WHEN Nollaig Osborne arrives at the national school in Collinamuck Co Galway, the first thing she does is turn a switch on an antiquated oil stove in her classroom.
The teacher waits for the oil to run into the bottom of the stove, then drops in a lighted firelighter.
If she's lucky and the day is calm the classroom is warm by about 11 a.m. But if there is a wind it rushes through vents in the gable ends of the school and underneath the wooden floor, drawing away what little heat has been generated.
"On a windy day you can see the floor covering actually billowing up," she says. "I spend a lot of my time bringing the little ones up to the stove, heating their hands because they cannot hold pencils or crayons.
Little has happened to the two teacher school since it was built in 1942. It is now in urgent need of repair.
Some of the windows are rotting, and the roof leaks. The teachers cloakroom is literally a toilet with a phone. In winter the corridor can become a cold and dangerous skating rink.
"There are ceramic tiles on the floor and of course there is no insulation underneath, so you have condensation on the floor and on the walls. The corridor is like a freezer," she says.
The school was on the Department of Education's priority building list in 1995. But somehow it did not appear on this year's list, even though plans were drawn up and approved and the Department publicly invited tenders for the work in an advertisement published last July.
"We assumed we would be on the January list but other schools appeared on it that hadn't been there before. They were in north Kerry and in Meath. Maybe the politicians there were working very hard, maybe ours let us down, but definitely it's very suspect," says Ms Osborne.
A spokesman for the Department said the Minister, Ms Breathnach, decided the list each year, based on information available to her at the time. The Minister would later review the list and see what additional funding was available for more projects.
Referring to the national school in Collinamuck, he explained that an asterisk beside it on the 1995 list meant it was one of several schools facing possible delays. "One cannot explain why it is not on this year's list, other than that the Minister decides from time to time what the priorities are," he said.
The Collinamuck case is not isolated, according to Mr Micheal O Riabhaigh, chairman of Gaelscoil Mhich Chiosog in Ennis, Co Clare. Like Collinamuck, the school featured on the 1995 list but the Department has yet to sanction building work and it is not on the current list.

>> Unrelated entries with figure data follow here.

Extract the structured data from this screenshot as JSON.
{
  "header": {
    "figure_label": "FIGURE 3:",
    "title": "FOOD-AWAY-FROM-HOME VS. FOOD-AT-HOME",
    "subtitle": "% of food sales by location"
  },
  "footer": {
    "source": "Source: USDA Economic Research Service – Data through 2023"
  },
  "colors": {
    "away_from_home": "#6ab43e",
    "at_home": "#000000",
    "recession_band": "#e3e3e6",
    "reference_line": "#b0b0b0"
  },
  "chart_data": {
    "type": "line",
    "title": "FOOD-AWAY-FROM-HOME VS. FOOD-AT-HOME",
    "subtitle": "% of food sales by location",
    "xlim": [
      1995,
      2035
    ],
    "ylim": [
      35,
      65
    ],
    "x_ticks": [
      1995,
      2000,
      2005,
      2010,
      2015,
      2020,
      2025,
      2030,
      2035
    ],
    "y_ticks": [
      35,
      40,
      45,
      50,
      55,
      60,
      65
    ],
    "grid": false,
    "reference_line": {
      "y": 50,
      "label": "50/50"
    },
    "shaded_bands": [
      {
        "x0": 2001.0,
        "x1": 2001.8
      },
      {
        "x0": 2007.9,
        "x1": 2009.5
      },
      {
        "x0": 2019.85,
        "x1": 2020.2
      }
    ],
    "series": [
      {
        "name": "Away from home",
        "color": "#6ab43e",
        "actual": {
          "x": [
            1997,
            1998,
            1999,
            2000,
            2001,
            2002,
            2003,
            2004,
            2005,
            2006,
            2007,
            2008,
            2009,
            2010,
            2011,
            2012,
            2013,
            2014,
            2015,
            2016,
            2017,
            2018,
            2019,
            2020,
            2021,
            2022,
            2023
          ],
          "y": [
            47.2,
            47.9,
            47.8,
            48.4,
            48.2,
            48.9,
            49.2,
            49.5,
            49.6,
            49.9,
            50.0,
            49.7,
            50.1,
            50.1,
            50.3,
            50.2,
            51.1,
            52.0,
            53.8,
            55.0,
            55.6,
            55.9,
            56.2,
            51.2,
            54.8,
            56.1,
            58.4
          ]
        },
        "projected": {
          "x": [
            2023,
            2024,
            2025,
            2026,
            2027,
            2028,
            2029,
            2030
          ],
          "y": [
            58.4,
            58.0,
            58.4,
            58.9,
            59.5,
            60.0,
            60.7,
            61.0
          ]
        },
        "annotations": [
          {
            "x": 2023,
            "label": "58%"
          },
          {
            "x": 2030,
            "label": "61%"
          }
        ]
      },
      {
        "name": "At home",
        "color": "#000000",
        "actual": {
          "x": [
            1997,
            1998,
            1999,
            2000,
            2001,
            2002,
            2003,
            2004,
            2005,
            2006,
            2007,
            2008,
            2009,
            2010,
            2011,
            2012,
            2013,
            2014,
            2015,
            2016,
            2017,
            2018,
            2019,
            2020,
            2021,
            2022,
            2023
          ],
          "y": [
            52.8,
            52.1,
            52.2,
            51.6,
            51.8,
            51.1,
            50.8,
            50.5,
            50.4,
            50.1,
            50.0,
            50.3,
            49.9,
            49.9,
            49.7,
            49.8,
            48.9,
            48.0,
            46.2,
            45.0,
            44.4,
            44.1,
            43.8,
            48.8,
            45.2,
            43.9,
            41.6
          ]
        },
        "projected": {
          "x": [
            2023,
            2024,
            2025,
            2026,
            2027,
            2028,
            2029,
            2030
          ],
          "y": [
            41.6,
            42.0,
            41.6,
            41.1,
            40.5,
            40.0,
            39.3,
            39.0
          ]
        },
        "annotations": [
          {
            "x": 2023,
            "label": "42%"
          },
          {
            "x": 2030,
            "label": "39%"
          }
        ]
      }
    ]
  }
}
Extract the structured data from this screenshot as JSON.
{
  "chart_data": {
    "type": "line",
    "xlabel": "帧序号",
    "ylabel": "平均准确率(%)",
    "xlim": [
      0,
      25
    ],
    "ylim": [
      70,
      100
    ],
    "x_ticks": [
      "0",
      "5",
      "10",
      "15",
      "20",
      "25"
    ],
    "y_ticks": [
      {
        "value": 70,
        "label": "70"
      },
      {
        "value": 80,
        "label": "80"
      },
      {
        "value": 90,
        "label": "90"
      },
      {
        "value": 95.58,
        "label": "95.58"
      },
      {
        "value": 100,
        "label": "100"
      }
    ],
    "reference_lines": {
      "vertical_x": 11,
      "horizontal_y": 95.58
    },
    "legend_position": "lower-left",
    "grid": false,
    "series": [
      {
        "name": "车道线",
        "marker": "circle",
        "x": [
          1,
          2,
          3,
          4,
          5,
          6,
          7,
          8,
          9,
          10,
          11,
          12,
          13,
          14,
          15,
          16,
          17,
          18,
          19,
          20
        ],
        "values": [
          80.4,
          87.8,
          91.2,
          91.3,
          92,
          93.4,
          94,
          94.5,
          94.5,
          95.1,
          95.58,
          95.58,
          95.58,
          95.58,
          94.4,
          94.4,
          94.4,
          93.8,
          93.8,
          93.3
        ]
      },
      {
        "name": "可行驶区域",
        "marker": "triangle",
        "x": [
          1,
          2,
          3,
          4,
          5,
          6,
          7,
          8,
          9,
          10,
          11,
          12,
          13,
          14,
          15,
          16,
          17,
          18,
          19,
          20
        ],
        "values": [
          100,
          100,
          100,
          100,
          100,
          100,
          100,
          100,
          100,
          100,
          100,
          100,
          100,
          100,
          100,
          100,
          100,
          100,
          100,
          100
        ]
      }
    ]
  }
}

The school is housed in a collection of seven prefabs most of which are more than 25 years old.
He tells a familiar tale of small rooms, inadequate heating and ventilation, and few, if any, facilities. Only huge voluntary commitment from parents and teachers has maintained the school for the past 15 years. They have raised more than £12,000 for essential work on it during this time.
A site for a proper school building has been bought, planning permission secured and a campaign for the necessary Departmental approval has continued since 1989.
Mr O Riabhaigh is angry that schools like his, which went by the book and did not seek to create a fuss in the media, have been "rewarded" by being bypassed for more vocal protesters.
He says building work is being sanctioned in schools such as Kilglass in east Galway and Urbleshanny in Co Monaghan simply because parents and teachers there succeeded in highlighting the plight of their schools on television.
In an election year, the last thing the Minister wants is parents protesting about inadequate facilities.
The immediate move to appease them has reinforced suspicions that the priority lists are based on criteria other than to service the most deserving schools, he said.
"It's not a priority list the Department has, it's a political list," he says in Irish. "That's the message we're getting back from the politicians."
A computer manager in a Shannon company, Mr O Riabhaigh is loath to take to the streets to claim what he feels is a basic right: the right to an education under the same conditions as everyone else. But he sees little option if he wants to get results. "It's terrible, but that is what they are saying to us we have to do.
Meanwhile, an examination of the Department's lists in recent years shows no apparent pattern in the way schools are ranked.
The lack of a clear explanation of the procedures used will lend weight to claims that such decisions are politically motivated.
In Kerry, for example, three schools appeared on the 1996 list but three different schools in the county appear on the current one. It could be inferred that someone down there is working very hard on their behalf.